What is the distress of the guru's Socratic method? I thought. "Well," I am trying to try, "Obviously, it must track inheritance tree. And, I guess it must track friends. This should be very easy, though - as long as it is generated in the OBJ file in F () Program. "
"Ah, but if f () doesn't know how it is DeriveDPRIVATELY CII? That is, F () The compilation unit only references Base, it does not contain the header file of the declarative derivedprodely. No, my child Information must be stored globally, and the program needs to map a specific machine code to a specific function to decide whether a function is executed as a friend.

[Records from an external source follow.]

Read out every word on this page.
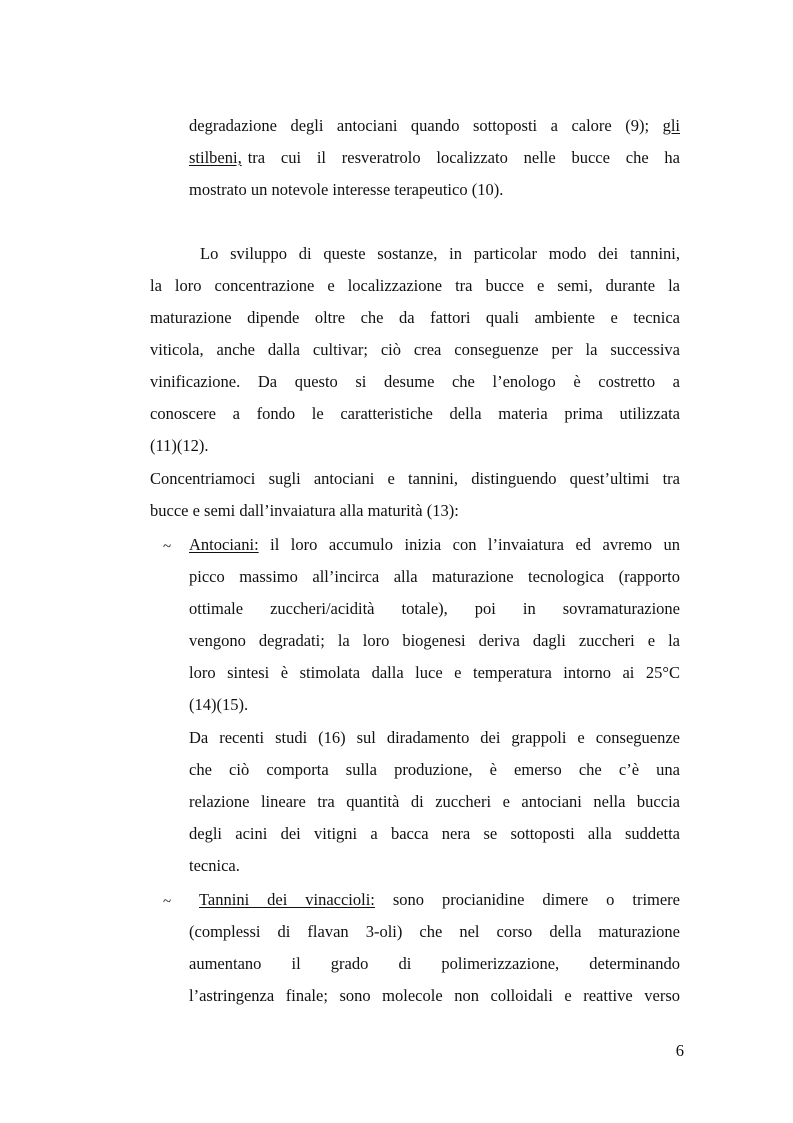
degradazione degli antociani quando sottoposti a calore (9); gli
stilbeni, tra cui il resveratrolo localizzato nelle bucce che ha
mostrato un notevole interesse terapeutico (10).
Lo sviluppo di queste sostanze, in particolar modo dei tannini,
la loro concentrazione e localizzazione tra bucce e semi, durante la
maturazione dipende oltre che da fattori quali ambiente e tecnica
viticola, anche dalla cultivar; ciò crea conseguenze per la successiva
vinificazione. Da questo si desume che l’enologo è costretto a
conoscere a fondo le caratteristiche della materia prima utilizzata
(11)(12).
Concentriamoci sugli antociani e tannini, distinguendo quest’ultimi tra
bucce e semi dall’invaiatura alla maturità (13):
~ Antociani: il loro accumulo inizia con l’invaiatura ed avremo un
picco massimo all’incirca alla maturazione tecnologica (rapporto
ottimale zuccheri/acidità totale), poi in sovramaturazione
vengono degradati; la loro biogenesi deriva dagli zuccheri e la
loro sintesi è stimolata dalla luce e temperatura intorno ai 25°C
(14)(15).
Da recenti studi (16) sul diradamento dei grappoli e conseguenze
che ciò comporta sulla produzione, è emerso che c’è una
relazione lineare tra quantità di zuccheri e antociani nella buccia
degli acini dei vitigni a bacca nera se sottoposti alla suddetta
tecnica.
~ Tannini dei vinaccioli: sono procianidine dimere o trimere
(complessi di flavan 3-oli) che nel corso della maturazione
aumentano il grado di polimerizzazione, determinando
l’astringenza finale; sono molecole non colloidali e reattive verso
6
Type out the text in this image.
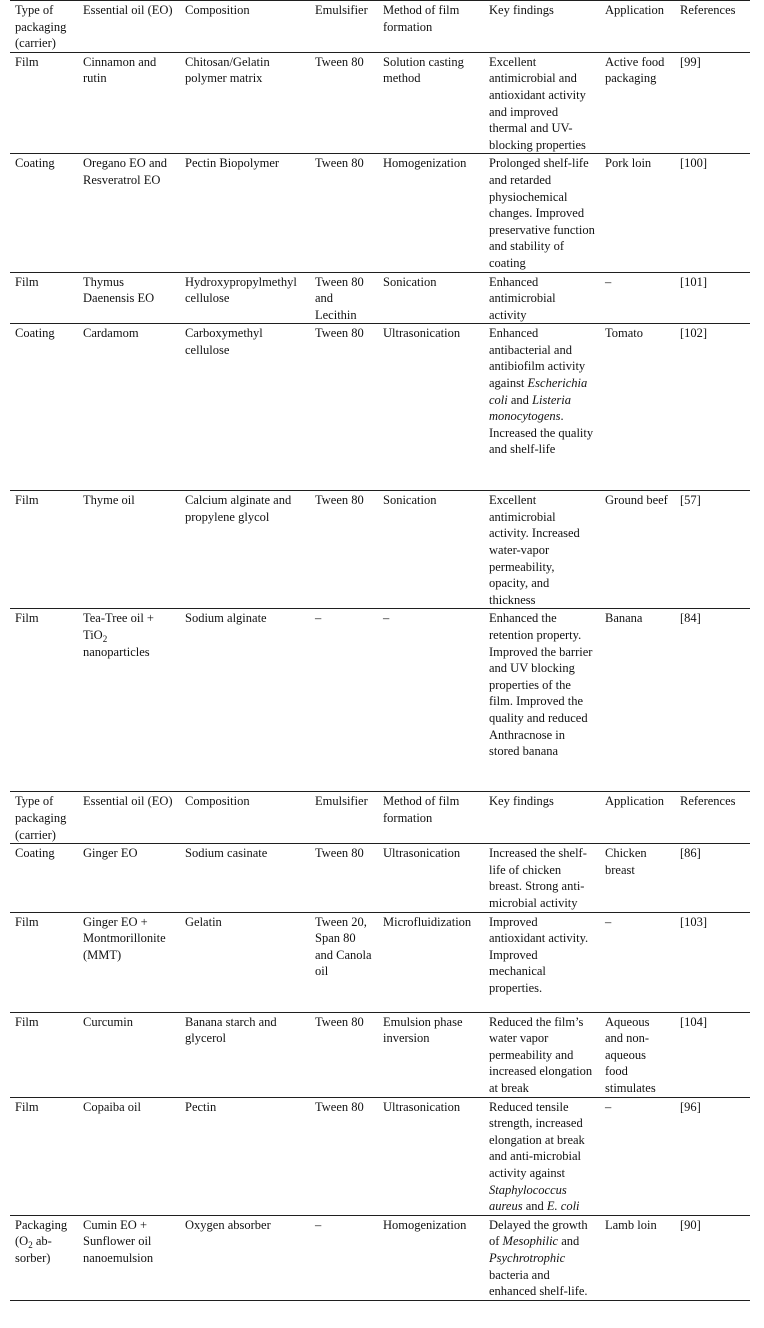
Type of packaging (carrier)	Essential oil (EO)	Composition	Emulsifier	Method of film formation	Key findings	Application	References
Film	Cinnamon and rutin	Chitosan/Gelatin polymer matrix	Tween 80	Solution casting method	Excellent antimicrobial and antioxidant activity and improved thermal and UV-blocking properties	Active food packaging	[99]
Coating	Oregano EO and Resveratrol EO	Pectin Biopolymer	Tween 80	Homogenization	Prolonged shelf-life and retarded physiochemical changes. Improved preservative function and stability of coating	Pork loin	[100]
Film	Thymus Daenensis EO	Hydroxypropylmethyl cellulose	Tween 80 and Lecithin	Sonication	Enhanced antimicrobial activity	–	[101]
Coating	Cardamom	Carboxymethyl cellulose	Tween 80	Ultrasonication	Enhanced antibacterial and antibiofilm activity against Escherichia coli and Listeria monocytogens. Increased the quality and shelf-life	Tomato	[102]
Film	Thyme oil	Calcium alginate and propylene glycol	Tween 80	Sonication	Excellent antimicrobial activity. Increased water-vapor permeability, opacity, and thickness	Ground beef	[57]
Film	Tea-Tree oil + TiO$_2$ nanoparticles	Sodium alginate	–	–	Enhanced the retention property. Improved the barrier and UV blocking properties of the film. Improved the quality and reduced Anthracnose in stored banana	Banana	[84]
Type of packaging (carrier)	Essential oil (EO)	Composition	Emulsifier	Method of film formation	Key findings	Application	References
Coating	Ginger EO	Sodium casinate	Tween 80	Ultrasonication	Increased the shelf-life of chicken breast. Strong anti-microbial activity	Chicken breast	[86]
Film	Ginger EO + Montmorillonite (MMT)	Gelatin	Tween 20, Span 80 and Canola oil	Microfluidization	Improved antioxidant activity. Improved mechanical properties.	–	[103]
Film	Curcumin	Banana starch and glycerol	Tween 80	Emulsion phase inversion	Reduced the film’s water vapor permeability and increased elongation at break	Aqueous and non-aqueous food stimulates	[104]
Film	Copaiba oil	Pectin	Tween 80	Ultrasonication	Reduced tensile strength, increased elongation at break and anti-microbial activity against Staphylococcus aureus and E. coli	–	[96]
Packaging ($O_2$ ab-sorber)	Cumin EO + Sunflower oil nanoemulsion	Oxygen absorber	–	Homogenization	Delayed the growth of Mesophilic and Psychrotrophic bacteria and enhanced shelf-life.	Lamb loin	[90]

In the complex system level, there may be any friend or implicit type Conversion order, maintaining this information will be a major overhead, but it may not be necessary. Maintaining a list of public base classes with a unspeakable public base class is simple. "
"By the way, you will notice that the same restrictions apply to the case of capturing pointers. The compiler will only point a pointer to point to the pointer to the type of non-sense, the pointer does have additional Ability to perform restricted conversion. "Guru turned away. "The solution is to look clear, apprentice. By the way, the sacred standard requires only two places to check the inspection of the period of time, and the abnormal capture is one of them. The other is of course ..." but she turned The bend, so I didn't listen to the rest of the rest.
Of course, the GURU is correct. The solution is simple: add an exception capture for Derived:
Class Derived: Private Base
{
Void f () {
Try {
Throw derived ();
}
Catch (Derived &) {
Cout << "caughter" << Endl;
}
Catch (Base &) {
COUT << "caught base" << endl;
}
Catch (...) {
COUT << "caes" else "<< endl;
}
}
}
[Note]
[1] ISO C Standard, CLAUSE 15.3 Paragraph 3.